Un climat politique sous tension durant la transition
L’affaire Mountaga Tall s’inscrit dans un contexte plus large de tensions entre le pouvoir de transition, conduit par le général Assimi Goïta, et les voix dissidentes de la société civile. Depuis la suspension des activités des partis politiques au printemps, plusieurs personnalités ont signalé des pressions, des interpellations ou des disparitions temporaires. Des membres du barreau, des journalistes et d’anciens responsables politiques figurent parmi les personnes affectées.
Pour les représentations diplomatiques occidentales encore présentes à Bamako, de même que pour la Communauté économique des États de l’Afrique de l’Ouest (CEDEAO), ces événements suscitent une inquiétude grandissante. La trajectoire du Mali, marquée par un rapprochement avec Moscou et un retrait de plusieurs organisations régionales, s’accompagne d’une restriction de l’espace civique, difficile à quantifier mais clairement perceptible. L’enlèvement d’un avocat de la stature de Mountaga Tall agit, à cet égard, comme un signal d’alarme.
Le barreau malien, traditionnellement moteur dans la protection des libertés publiques, se trouve face à un dilemme délicat. Une opposition trop frontale exposerait ses membres à des représailles, tandis qu’un silence prolongé nuirait à sa crédibilité.

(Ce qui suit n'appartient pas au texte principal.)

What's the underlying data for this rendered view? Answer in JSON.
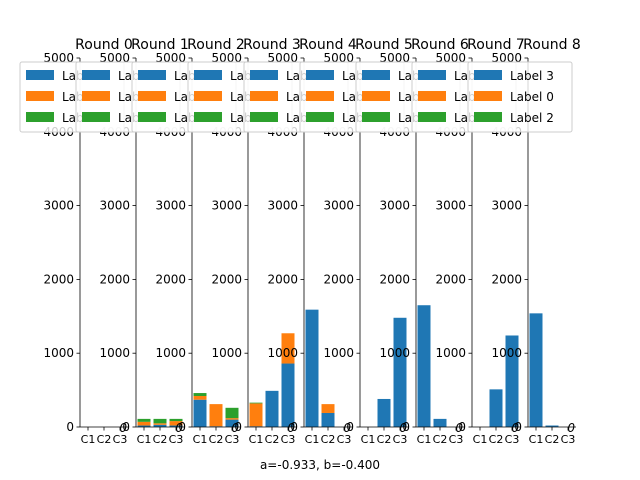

Plusieurs avocats consultés évoquent la préparation d’une action collective, qui pourrait inclure une saisine de la Commission africaine des droits de l’homme et des peuples ainsi que du Rapporteur spécial des Nations unies sur l’indépendance des juges et des avocats.

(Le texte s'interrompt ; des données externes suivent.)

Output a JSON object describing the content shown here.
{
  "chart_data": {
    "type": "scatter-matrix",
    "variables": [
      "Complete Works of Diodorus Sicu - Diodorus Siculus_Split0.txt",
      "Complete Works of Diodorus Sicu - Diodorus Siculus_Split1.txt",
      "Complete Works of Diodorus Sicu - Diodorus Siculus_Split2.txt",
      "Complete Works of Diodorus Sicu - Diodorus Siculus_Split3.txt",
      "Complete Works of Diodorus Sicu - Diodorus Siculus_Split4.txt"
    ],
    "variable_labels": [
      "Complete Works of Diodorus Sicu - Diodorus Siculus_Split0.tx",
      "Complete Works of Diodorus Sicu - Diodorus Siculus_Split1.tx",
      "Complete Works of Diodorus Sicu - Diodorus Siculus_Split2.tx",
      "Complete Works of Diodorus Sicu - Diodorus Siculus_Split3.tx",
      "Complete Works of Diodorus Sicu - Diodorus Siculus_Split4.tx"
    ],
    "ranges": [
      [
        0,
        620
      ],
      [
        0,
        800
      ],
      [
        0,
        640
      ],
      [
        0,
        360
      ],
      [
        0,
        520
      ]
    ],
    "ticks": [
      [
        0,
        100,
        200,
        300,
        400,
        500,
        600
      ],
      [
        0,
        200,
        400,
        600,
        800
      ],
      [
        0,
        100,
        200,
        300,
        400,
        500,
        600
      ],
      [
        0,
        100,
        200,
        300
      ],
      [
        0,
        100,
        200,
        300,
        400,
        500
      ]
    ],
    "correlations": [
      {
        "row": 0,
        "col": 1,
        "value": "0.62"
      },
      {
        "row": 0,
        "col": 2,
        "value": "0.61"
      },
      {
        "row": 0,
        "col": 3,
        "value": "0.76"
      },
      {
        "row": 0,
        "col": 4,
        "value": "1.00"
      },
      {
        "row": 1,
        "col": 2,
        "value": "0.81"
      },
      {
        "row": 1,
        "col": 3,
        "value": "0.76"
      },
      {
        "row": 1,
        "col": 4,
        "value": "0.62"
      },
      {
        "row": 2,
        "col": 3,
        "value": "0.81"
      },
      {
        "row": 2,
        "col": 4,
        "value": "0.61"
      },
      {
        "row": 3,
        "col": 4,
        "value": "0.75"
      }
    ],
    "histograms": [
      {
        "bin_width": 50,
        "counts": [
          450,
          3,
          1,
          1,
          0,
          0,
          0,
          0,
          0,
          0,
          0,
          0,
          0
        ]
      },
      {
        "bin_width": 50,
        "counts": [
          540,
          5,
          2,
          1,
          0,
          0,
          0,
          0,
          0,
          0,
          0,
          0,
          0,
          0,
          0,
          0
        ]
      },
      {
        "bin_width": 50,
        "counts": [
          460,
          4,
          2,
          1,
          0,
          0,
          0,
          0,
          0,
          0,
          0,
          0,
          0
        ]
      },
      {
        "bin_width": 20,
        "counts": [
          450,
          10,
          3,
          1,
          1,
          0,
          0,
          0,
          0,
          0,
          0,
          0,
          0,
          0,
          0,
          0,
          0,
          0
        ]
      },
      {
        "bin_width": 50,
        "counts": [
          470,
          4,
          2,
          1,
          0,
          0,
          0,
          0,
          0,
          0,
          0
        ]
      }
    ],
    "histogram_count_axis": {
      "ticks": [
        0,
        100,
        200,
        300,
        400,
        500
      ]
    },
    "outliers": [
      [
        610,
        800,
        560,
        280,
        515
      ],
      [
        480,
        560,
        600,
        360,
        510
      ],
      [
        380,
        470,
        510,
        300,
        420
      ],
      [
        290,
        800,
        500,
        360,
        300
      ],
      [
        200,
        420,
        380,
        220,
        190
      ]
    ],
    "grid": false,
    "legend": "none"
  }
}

Des poursuites au retentissement bien au-delà des frontières
Au-delà du cas individuel, l’initiative judiciaire de la famille Tall pourrait créer un précédent dans un Sahel où les garanties procédurales s’érodent. Le Burkina Faso et le Niger, partenaires du Mali au sein de l’Alliance des États du Sahel (AES), connaissent des situations analogues de réquisitions et d’écarts de personnalités civiles. La capacité du système judiciaire malien à instruire un dossier impliquant potentiellement les services de l’État constituera un véritable test.
Cependant, les expériences passées appellent à la prudence. Les enquêtes ouvertes sur des disparitions antérieures n’ont, à ce jour, abouti à aucune mise en cause publique. Les proches de Mountaga Tall en sont conscients et misent autant sur la pression internationale que sur le strict déroulement des procédures internes. Concrètement, la diaspora malienne en Europe et en Amérique du Nord a déjà commencé à organiser un comité de soutien.
La famille a confirmé que les démarches juridiques seraient initiées dans les tout prochains jours, sans préciser la juridiction de première instance.